Vincent L. Povázsay makes tracks to Northwestern for grad school in the fall. At UNC, he’s studied with Tonu Kalam, who thinks enough of his apprentice to have played the solo part in Bach’s Keyboard Concerto in F Minor, S.1056, at the younger man’s last concert with the orchestra he founded two years ago – called the UNC Lab Orchestra – so he’d have something to conduct. Sunday evenings on beautiful weekends that are already packed with lots of things to do, musical and otherwise, are often graveyard shifts, but Povázsay and his colleagues – 27 players or so – drew a respectable crowd for a program of music by Ash Stemke, Berlioz, that aforementioned concerto, Stravinsky, and – as it happened – J. Strauss II as arranged by Schoenberg. One could argue that we have plenty enough orchestras here, variously populated by students (of all ages), amateurs, and professionals, but opportunities to perform still seem limited in certain quarters, and it’s a fact that beginning conductors are especially hard-pressed to get experience waving sticks at anything other than mirrors. As it happened, this little chamber orchestra played remarkably well and with spirit and enthusiasm, and Povázsay did well in front of them, eliciting mostly unified responses with far greater physical restraint than one might have anticipated, under the circumstances. The orchestra was seated in a way virtually guaranteed to ensure success in terms of clarity and definition: the violins were divided, with the cellos (and the one double bass) tucked in behind the firsts and the violas, behind the seconds. There was no readily-apparent weakness in the seconds, so this was a happier layout than is sometimes the case.

The opening work was a premiere by the ensemble’s principal violist. Ash Stemke has produced a very attractive seven-minute essay for strings called “Over the Wing” that begins with a lot of energy and excitement and manages to sustain both plus considerable listener interest for its duration. It can’t have been easy, for there is much activity, and it flies along at such a pace that the back-desk cellist required a page-turner, for heaven’s sake. Let me pay it a high compliment (coming from a critic): This is a new work I’d really like to hear again!

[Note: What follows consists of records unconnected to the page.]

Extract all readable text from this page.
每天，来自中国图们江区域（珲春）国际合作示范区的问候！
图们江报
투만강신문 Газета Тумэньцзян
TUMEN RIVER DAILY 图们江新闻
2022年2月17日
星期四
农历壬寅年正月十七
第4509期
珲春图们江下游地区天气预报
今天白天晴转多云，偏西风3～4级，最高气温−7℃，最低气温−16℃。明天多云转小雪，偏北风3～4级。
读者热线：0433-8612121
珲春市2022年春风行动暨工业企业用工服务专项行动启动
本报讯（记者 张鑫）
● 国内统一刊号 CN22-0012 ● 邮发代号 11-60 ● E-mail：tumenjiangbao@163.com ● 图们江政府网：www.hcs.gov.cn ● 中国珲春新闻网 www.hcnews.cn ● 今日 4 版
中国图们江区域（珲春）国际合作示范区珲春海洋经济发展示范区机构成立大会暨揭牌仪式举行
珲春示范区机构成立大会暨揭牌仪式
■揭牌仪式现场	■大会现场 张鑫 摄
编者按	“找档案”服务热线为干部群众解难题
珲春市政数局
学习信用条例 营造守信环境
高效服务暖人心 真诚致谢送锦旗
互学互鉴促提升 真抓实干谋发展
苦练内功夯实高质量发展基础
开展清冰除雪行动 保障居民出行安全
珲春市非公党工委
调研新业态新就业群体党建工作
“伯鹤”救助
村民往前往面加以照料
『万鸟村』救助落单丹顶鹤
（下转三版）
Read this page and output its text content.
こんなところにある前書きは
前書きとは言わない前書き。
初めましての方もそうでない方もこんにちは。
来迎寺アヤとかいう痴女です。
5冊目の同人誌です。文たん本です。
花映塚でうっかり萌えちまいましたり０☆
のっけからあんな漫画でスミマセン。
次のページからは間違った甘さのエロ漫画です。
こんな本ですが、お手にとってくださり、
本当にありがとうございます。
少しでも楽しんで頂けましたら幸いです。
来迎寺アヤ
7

There followed four songs from Berlioz’s Les nuits d’été, sung by mezzo-soprano Laura Buff, a ’13 UNC grad now at UNCG. One might have hoped for greater depth in the lower part of her range, but her French sounded idiomatic enough and the accompaniments were sufficiently light to permit her to be heard clearly. It’s a shame the entire cycle could not have been given.

The Bach keyboard concerto is an arrangement (by the composer) of a lost violin concerto, but one would hardly guess that, so idiomatic is the keyboard part. Kalam is one of our region’s most versatile and accomplished artists – a splendid pianist, a masterful accompanist and chamber musician, a superb orchestra builder and conductor. His solo appearances have been fairly few and far between so it was a treat to hear him, even in so brief a work. His presence seemed to galvanize the members of the accompanying ensemble, and together they gave a fine rendition that drew generous applause.

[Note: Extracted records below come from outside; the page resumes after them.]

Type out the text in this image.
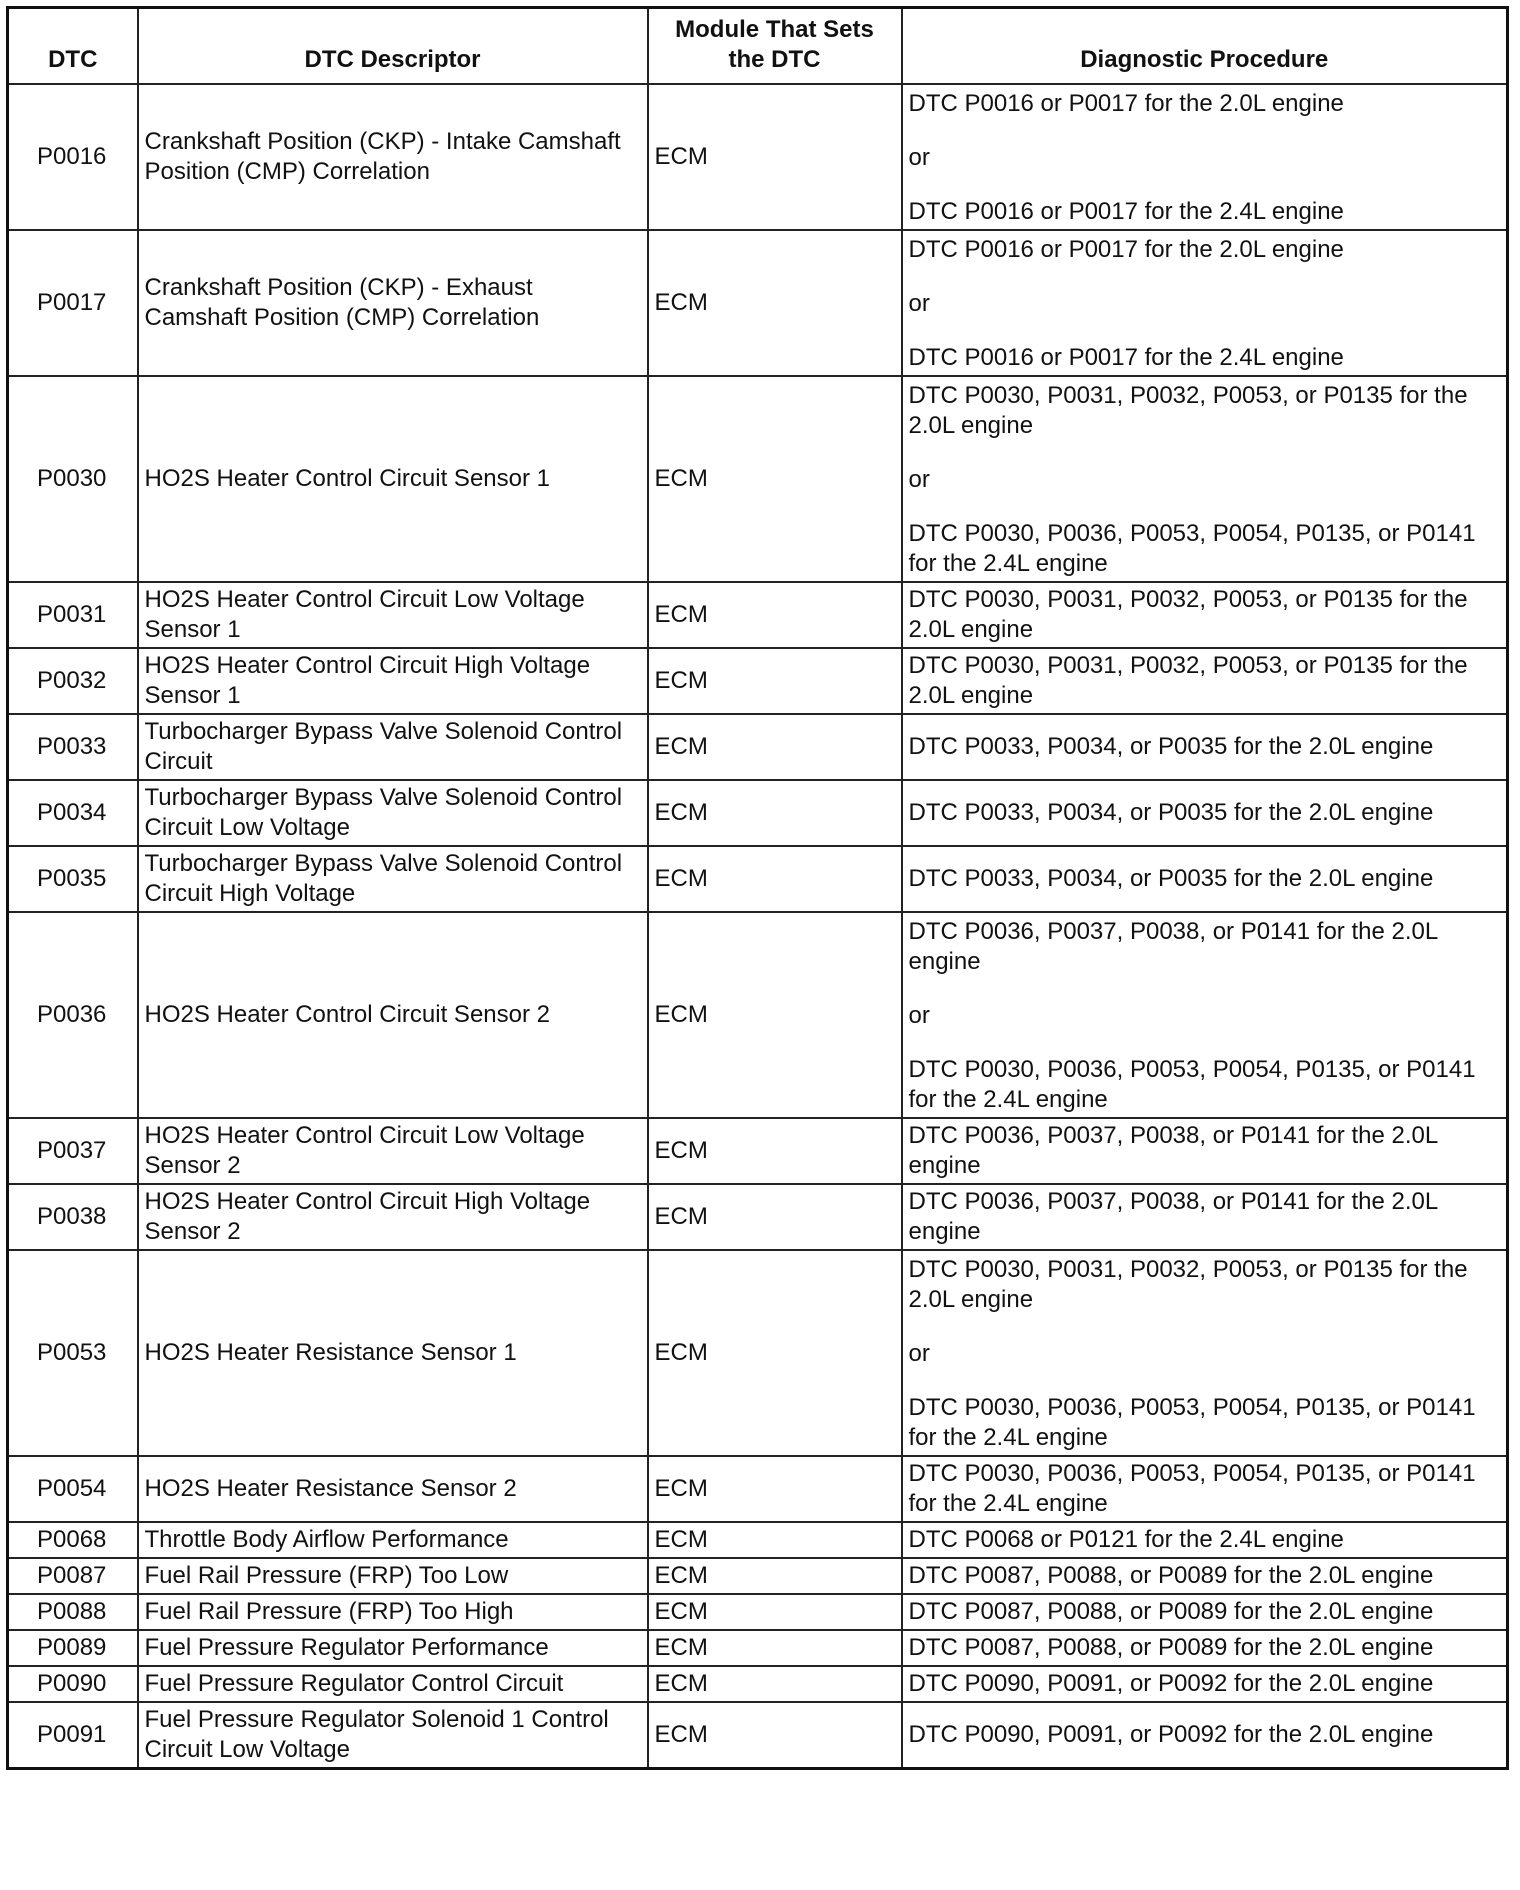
DTC	DTC Descriptor	Module That Sets the DTC	Diagnostic Procedure
P0016	Crankshaft Position (CKP) - Intake Camshaft Position (CMP) Correlation	ECM	DTC P0016 or P0017 for the 2.0L engine
or
DTC P0016 or P0017 for the 2.4L engine

P0017	Crankshaft Position (CKP) - Exhaust Camshaft Position (CMP) Correlation	ECM	DTC P0016 or P0017 for the 2.0L engine
or
DTC P0016 or P0017 for the 2.4L engine

P0030	HO2S Heater Control Circuit Sensor 1	ECM	DTC P0030, P0031, P0032, P0053, or P0135 for the 2.0L engine
or
DTC P0030, P0036, P0053, P0054, P0135, or P0141 for the 2.4L engine

P0031	HO2S Heater Control Circuit Low Voltage Sensor 1	ECM	DTC P0030, P0031, P0032, P0053, or P0135 for the 2.0L engine

P0032	HO2S Heater Control Circuit High Voltage Sensor 1	ECM	DTC P0030, P0031, P0032, P0053, or P0135 for the 2.0L engine

P0033	Turbocharger Bypass Valve Solenoid Control Circuit	ECM	DTC P0033, P0034, or P0035 for the 2.0L engine

P0034	Turbocharger Bypass Valve Solenoid Control Circuit Low Voltage	ECM	DTC P0033, P0034, or P0035 for the 2.0L engine

P0035	Turbocharger Bypass Valve Solenoid Control Circuit High Voltage	ECM	DTC P0033, P0034, or P0035 for the 2.0L engine

P0036	HO2S Heater Control Circuit Sensor 2	ECM	DTC P0036, P0037, P0038, or P0141 for the 2.0L engine
or
DTC P0030, P0036, P0053, P0054, P0135, or P0141 for the 2.4L engine

P0037	HO2S Heater Control Circuit Low Voltage Sensor 2	ECM	DTC P0036, P0037, P0038, or P0141 for the 2.0L engine

P0038	HO2S Heater Control Circuit High Voltage Sensor 2	ECM	DTC P0036, P0037, P0038, or P0141 for the 2.0L engine

P0053	HO2S Heater Resistance Sensor 1	ECM	DTC P0030, P0031, P0032, P0053, or P0135 for the 2.0L engine
or
DTC P0030, P0036, P0053, P0054, P0135, or P0141 for the 2.4L engine

P0054	HO2S Heater Resistance Sensor 2	ECM	DTC P0030, P0036, P0053, P0054, P0135, or P0141 for the 2.4L engine

P0068	Throttle Body Airflow Performance	ECM	DTC P0068 or P0121 for the 2.4L engine

P0087	Fuel Rail Pressure (FRP) Too Low	ECM	DTC P0087, P0088, or P0089 for the 2.0L engine

P0088	Fuel Rail Pressure (FRP) Too High	ECM	DTC P0087, P0088, or P0089 for the 2.0L engine

P0089	Fuel Pressure Regulator Performance	ECM	DTC P0087, P0088, or P0089 for the 2.0L engine

P0090	Fuel Pressure Regulator Control Circuit	ECM	DTC P0090, P0091, or P0092 for the 2.0L engine

P0091	Fuel Pressure Regulator Solenoid 1 Control Circuit Low Voltage	ECM	DTC P0090, P0091, or P0092 for the 2.0L engine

The published program (which contained no program notes) ended with Stravinsky’s “Dumbarton Oaks” Concerto, written in 1938 for the owners of the Georgetown estate where, six years later, important conferences that led to the formation of the UN were held. The neo-classical score – which often suggests Richard Strauss’ far earlier Bourgeois gentilhomme Suite – is for winds and strings, and it was given very decently on this occasion in its original configuration, minus one double bass. Hearing it played “live” was a treat.

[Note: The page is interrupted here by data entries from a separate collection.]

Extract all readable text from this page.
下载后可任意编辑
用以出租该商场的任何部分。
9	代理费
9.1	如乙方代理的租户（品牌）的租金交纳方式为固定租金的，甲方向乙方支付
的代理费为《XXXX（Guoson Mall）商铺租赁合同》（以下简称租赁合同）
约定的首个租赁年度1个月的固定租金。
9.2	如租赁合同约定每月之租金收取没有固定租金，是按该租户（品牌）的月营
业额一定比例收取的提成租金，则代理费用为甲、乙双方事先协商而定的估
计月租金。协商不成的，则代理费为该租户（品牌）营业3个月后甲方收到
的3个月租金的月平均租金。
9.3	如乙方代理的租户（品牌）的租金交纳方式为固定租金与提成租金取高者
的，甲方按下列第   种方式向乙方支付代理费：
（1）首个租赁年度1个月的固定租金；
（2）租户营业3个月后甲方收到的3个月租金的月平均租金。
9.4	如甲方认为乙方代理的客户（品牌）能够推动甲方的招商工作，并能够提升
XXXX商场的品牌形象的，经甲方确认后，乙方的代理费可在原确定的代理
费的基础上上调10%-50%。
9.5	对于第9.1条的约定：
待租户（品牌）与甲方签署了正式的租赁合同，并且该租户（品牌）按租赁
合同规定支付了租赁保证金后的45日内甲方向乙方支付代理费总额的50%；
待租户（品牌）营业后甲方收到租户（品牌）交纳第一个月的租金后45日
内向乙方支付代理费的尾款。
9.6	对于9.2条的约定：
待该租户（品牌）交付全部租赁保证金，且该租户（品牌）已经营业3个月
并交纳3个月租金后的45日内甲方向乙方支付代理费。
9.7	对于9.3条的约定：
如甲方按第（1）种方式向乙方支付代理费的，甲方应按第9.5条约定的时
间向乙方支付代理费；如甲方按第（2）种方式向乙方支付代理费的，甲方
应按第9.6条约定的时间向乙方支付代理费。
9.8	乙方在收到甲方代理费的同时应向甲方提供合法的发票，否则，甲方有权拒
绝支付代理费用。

But as it happened the Lab Orchestra saved the best for last, as all the players reassembled on stage for the encore, which was Schoenberg’s reduction of JSII’s “Emperor Waltz.” Those Second Viennese School Masters did what they could to encourage a skeptical public to pay them heed: Webern and Berg made arrangements of Strauss compositions, too, but the “Emperor” is one of the best. It made for a tasty little good-night morsel from a group of young artists (with guests) who exceeded all expectations on a cool Sunday night in Chapel Hill.